Question

Using the current system, the mean wait time for people who call for technical support is 5 minutes. A new system was designed to reduce the mean wait time. A random sample of 400 calls produced a sample average of 4.650. The standard deviation of wait times is known to be 4. We want to know whether the new software changed the mean.

1. What is the null hypothesis and what is the alternative hypothesis?

2. What is the value of the test statistic?

3. What is the p-value of the test? (Compute to 4 digits).

4. Do we reject H0 at the .05 level of significance?

5. Do we reject H0 at the .01 level of significance?

Answer 1

Solution :

Given that,

1)

This is a two tailed test.

The null and alternative hypothesis is,

Ho: $\mu$ $=$ 5

Ha: $\mu$ $\neq$ 5

2)

The test statistics,

Z =( $\bar x$ - $\mu$ )/ ($\sigma$/$\sqrt{}$n)
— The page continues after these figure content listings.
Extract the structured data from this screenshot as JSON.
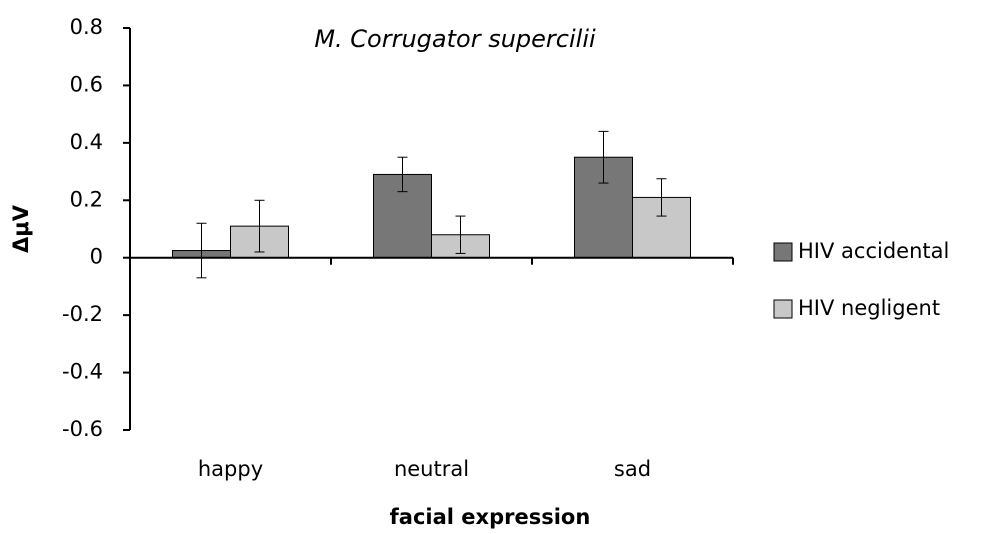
{
  "chart_data": {
    "type": "bar",
    "title": "M. Corrugator supercilii",
    "xlabel": "facial expression",
    "ylabel": "ΔμV",
    "categories": [
      "happy",
      "neutral",
      "sad"
    ],
    "series": [
      {
        "name": "HIV accidental",
        "color": "#777777",
        "values": [
          0.025,
          0.29,
          0.35
        ],
        "errors": [
          0.095,
          0.06,
          0.09
        ]
      },
      {
        "name": "HIV negligent",
        "color": "#c8c8c8",
        "values": [
          0.11,
          0.08,
          0.21
        ],
        "errors": [
          0.09,
          0.065,
          0.065
        ]
      }
    ],
    "ylim": [
      -0.6,
      0.8
    ],
    "yticks": [
      -0.6,
      -0.4,
      -0.2,
      0,
      0.2,
      0.4,
      0.6,
      0.8
    ],
    "legend": "right"
  }
}
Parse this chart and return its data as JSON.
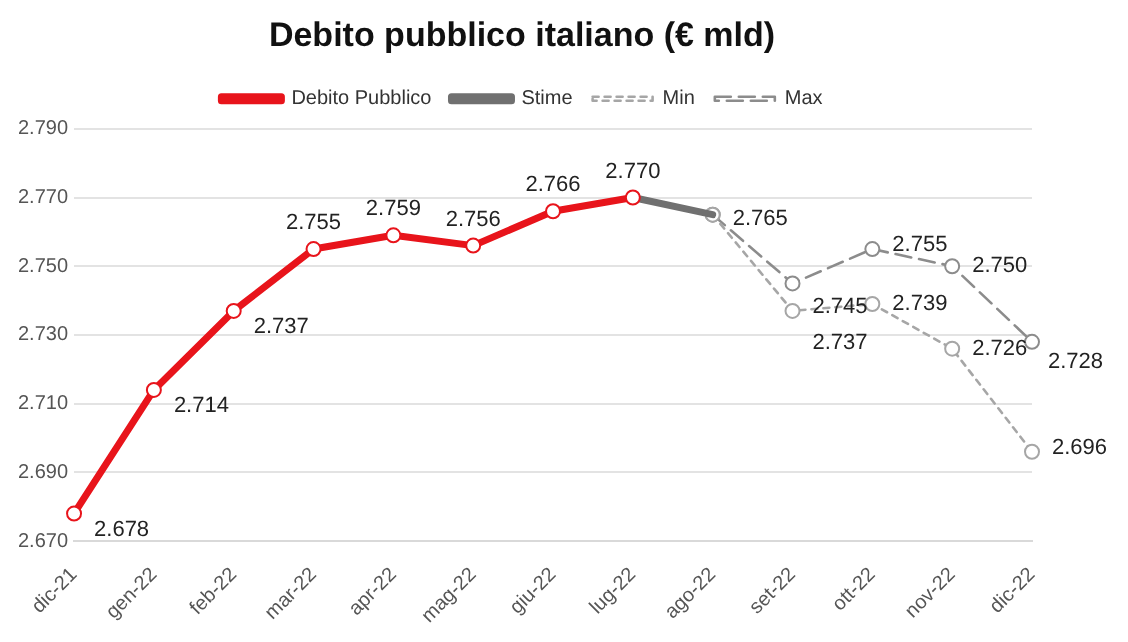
{
  "chart_data": {
    "type": "line",
    "title": "Debito pubblico italiano (€ mld)",
    "categories": [
      "dic-21",
      "gen-22",
      "feb-22",
      "mar-22",
      "apr-22",
      "mag-22",
      "giu-22",
      "lug-22",
      "ago-22",
      "set-22",
      "ott-22",
      "nov-22",
      "dic-22"
    ],
    "ylim": [
      2670,
      2790
    ],
    "yticks": [
      {
        "value": 2670,
        "label": "2.670"
      },
      {
        "value": 2690,
        "label": "2.690"
      },
      {
        "value": 2710,
        "label": "2.710"
      },
      {
        "value": 2730,
        "label": "2.730"
      },
      {
        "value": 2750,
        "label": "2.750"
      },
      {
        "value": 2770,
        "label": "2.770"
      },
      {
        "value": 2790,
        "label": "2.790"
      }
    ],
    "grid": "y",
    "legend": "top",
    "series": [
      {
        "name": "Debito Pubblico",
        "color": "#e8141b",
        "marker": "circle",
        "line_style": "solid",
        "values": [
          2678,
          2714,
          2737,
          2755,
          2759,
          2756,
          2766,
          2770,
          null,
          null,
          null,
          null,
          null
        ],
        "value_labels": [
          "2.678",
          "2.714",
          "2.737",
          "2.755",
          "2.759",
          "2.756",
          "2.766",
          "2.770",
          null,
          null,
          null,
          null,
          null
        ]
      },
      {
        "name": "Stime",
        "color": "#707070",
        "marker": "none",
        "line_style": "solid",
        "values": [
          null,
          null,
          null,
          null,
          null,
          null,
          null,
          2770,
          2765,
          null,
          null,
          null,
          null
        ],
        "value_labels": [
          null,
          null,
          null,
          null,
          null,
          null,
          null,
          null,
          "2.765",
          null,
          null,
          null,
          null
        ]
      },
      {
        "name": "Min",
        "color": "#a6a6a6",
        "marker": "circle",
        "line_style": "dotted",
        "values": [
          null,
          null,
          null,
          null,
          null,
          null,
          null,
          null,
          2765,
          2737,
          2739,
          2726,
          2696
        ],
        "value_labels": [
          null,
          null,
          null,
          null,
          null,
          null,
          null,
          null,
          null,
          "2.737",
          "2.739",
          "2.726",
          "2.696"
        ]
      },
      {
        "name": "Max",
        "color": "#8c8c8c",
        "marker": "circle",
        "line_style": "dashed",
        "values": [
          null,
          null,
          null,
          null,
          null,
          null,
          null,
          null,
          2765,
          2745,
          2755,
          2750,
          2728
        ],
        "value_labels": [
          null,
          null,
          null,
          null,
          null,
          null,
          null,
          null,
          null,
          "2.745",
          "2.755",
          "2.750",
          "2.728"
        ]
      }
    ]
  }
}
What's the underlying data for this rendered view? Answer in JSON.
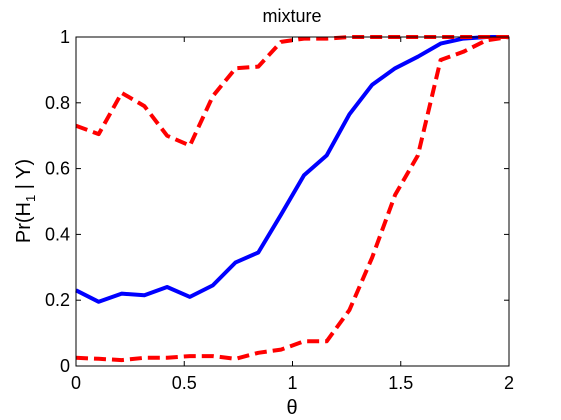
{
  "chart_data": {
    "type": "line",
    "title": "mixture",
    "xlabel": "θ",
    "ylabel": "Pr(H",
    "ylabel_subscript": "1",
    "ylabel_suffix": " | Y)",
    "xlim": [
      0,
      2
    ],
    "ylim": [
      0,
      1
    ],
    "xticks": [
      0,
      0.5,
      1,
      1.5,
      2
    ],
    "xtick_labels": [
      "0",
      "0.5",
      "1",
      "1.5",
      "2"
    ],
    "yticks": [
      0,
      0.2,
      0.4,
      0.6,
      0.8,
      1
    ],
    "ytick_labels": [
      "0",
      "0.2",
      "0.4",
      "0.6",
      "0.8",
      "1"
    ],
    "grid": false,
    "legend": "none",
    "series": [
      {
        "color": "#0000ff",
        "style": "solid",
        "x": [
          0,
          0.105,
          0.211,
          0.316,
          0.421,
          0.526,
          0.632,
          0.737,
          0.842,
          0.947,
          1.053,
          1.158,
          1.263,
          1.368,
          1.474,
          1.579,
          1.684,
          1.789,
          1.895,
          2.0
        ],
        "values": [
          0.23,
          0.195,
          0.22,
          0.215,
          0.24,
          0.21,
          0.245,
          0.315,
          0.345,
          0.46,
          0.58,
          0.64,
          0.765,
          0.855,
          0.905,
          0.94,
          0.98,
          0.995,
          1.0,
          1.0
        ]
      },
      {
        "color": "#ff0000",
        "style": "dashed",
        "x": [
          0,
          0.105,
          0.211,
          0.316,
          0.421,
          0.526,
          0.632,
          0.737,
          0.842,
          0.947,
          1.053,
          1.158,
          1.263,
          1.368,
          1.474,
          1.579,
          1.684,
          1.789,
          1.895,
          2.0
        ],
        "values": [
          0.73,
          0.705,
          0.83,
          0.79,
          0.7,
          0.67,
          0.82,
          0.905,
          0.91,
          0.985,
          0.995,
          0.995,
          1.0,
          1.0,
          1.0,
          1.0,
          1.0,
          1.0,
          1.0,
          1.0
        ]
      },
      {
        "color": "#ff0000",
        "style": "dashed",
        "x": [
          0,
          0.105,
          0.211,
          0.316,
          0.421,
          0.526,
          0.632,
          0.737,
          0.842,
          0.947,
          1.053,
          1.158,
          1.263,
          1.368,
          1.474,
          1.579,
          1.684,
          1.789,
          1.895,
          2.0
        ],
        "values": [
          0.025,
          0.022,
          0.018,
          0.025,
          0.025,
          0.03,
          0.03,
          0.022,
          0.04,
          0.05,
          0.075,
          0.075,
          0.17,
          0.33,
          0.52,
          0.64,
          0.93,
          0.955,
          0.99,
          1.0
        ]
      }
    ]
  }
}
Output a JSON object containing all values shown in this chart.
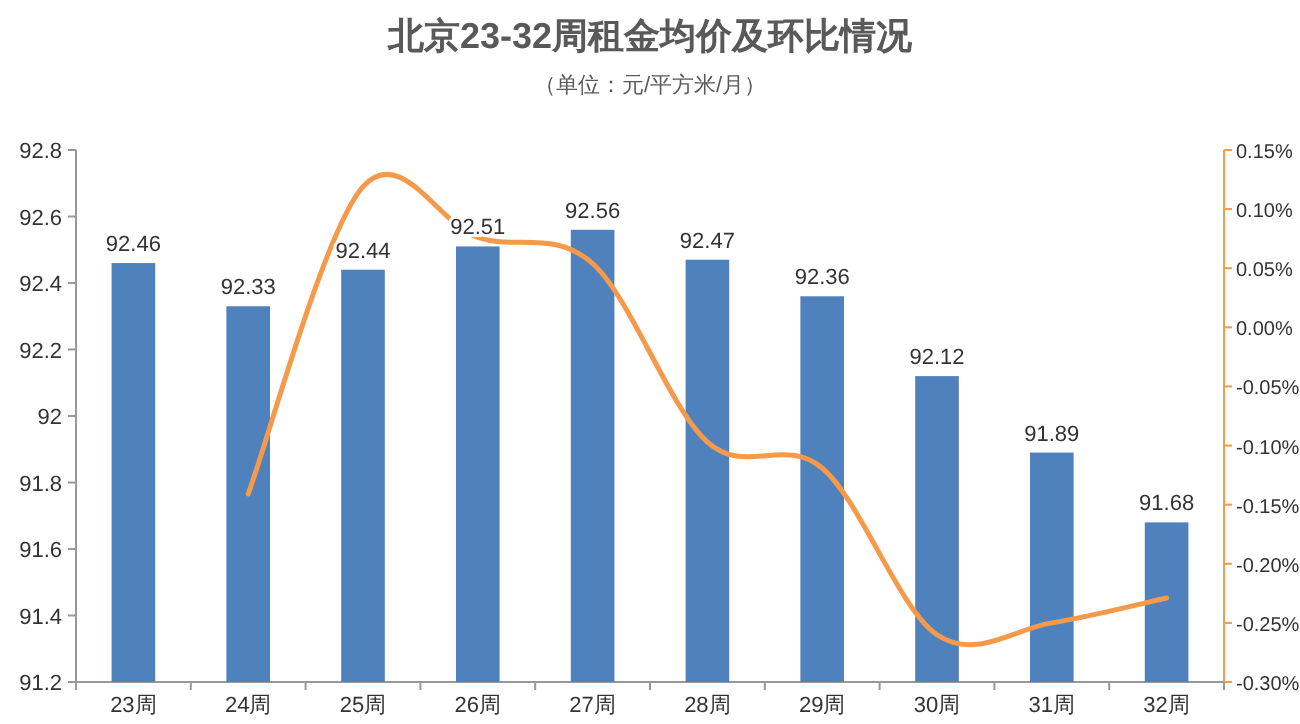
{
  "chart_data": {
    "type": "bar",
    "title": "北京23-32周租金均价及环比情况",
    "subtitle": "（单位：元/平方米/月）",
    "categories": [
      "23周",
      "24周",
      "25周",
      "26周",
      "27周",
      "28周",
      "29周",
      "30周",
      "31周",
      "32周"
    ],
    "series": [
      {
        "color": "#4f81bd",
        "values": [
          92.46,
          92.33,
          92.44,
          92.51,
          92.56,
          92.47,
          92.36,
          92.12,
          91.89,
          91.68
        ],
        "value_labels": [
          "92.46",
          "92.33",
          "92.44",
          "92.51",
          "92.56",
          "92.47",
          "92.36",
          "92.12",
          "91.89",
          "91.68"
        ]
      },
      {
        "type": "line",
        "axis": "y2",
        "color": "#f59a4a",
        "values": [
          null,
          -0.141,
          0.119,
          0.076,
          0.054,
          -0.097,
          -0.119,
          -0.26,
          -0.25,
          -0.229
        ]
      }
    ],
    "ylim": [
      91.2,
      92.8
    ],
    "yticks": [
      91.2,
      91.4,
      91.6,
      91.8,
      92,
      92.2,
      92.4,
      92.6,
      92.8
    ],
    "y2lim": [
      -0.3,
      0.15
    ],
    "y2ticks": [
      {
        "value": -0.3,
        "label": "-0.30%"
      },
      {
        "value": -0.25,
        "label": "-0.25%"
      },
      {
        "value": -0.2,
        "label": "-0.20%"
      },
      {
        "value": -0.15,
        "label": "-0.15%"
      },
      {
        "value": -0.1,
        "label": "-0.10%"
      },
      {
        "value": -0.05,
        "label": "-0.05%"
      },
      {
        "value": 0,
        "label": "0.00%"
      },
      {
        "value": 0.05,
        "label": "0.05%"
      },
      {
        "value": 0.1,
        "label": "0.10%"
      },
      {
        "value": 0.15,
        "label": "0.15%"
      }
    ],
    "grid": false,
    "marker": "none",
    "line_style": "solid"
  }
}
= ( 4.650 - 5 ) / ( 4 /$\sqrt{}$400 )

= -1.75

3)

P- Value = 2*P(Z < z )

= 2 * P(Z < -1.75 )

= 2 * 0.0401

= 0.0802

4)

The p-value is p = 0.0802, and since p = 0.0802 $\geq$ 0.05, it is concluded that do not reject the null hypothesis at the 0.05 level of significance.

5)

The p-value is p = 0.0802, and since p = 0.0802 $\geq$ 0.01, it is concluded that do not reject the null hypothesis at the 0.01 level of significance.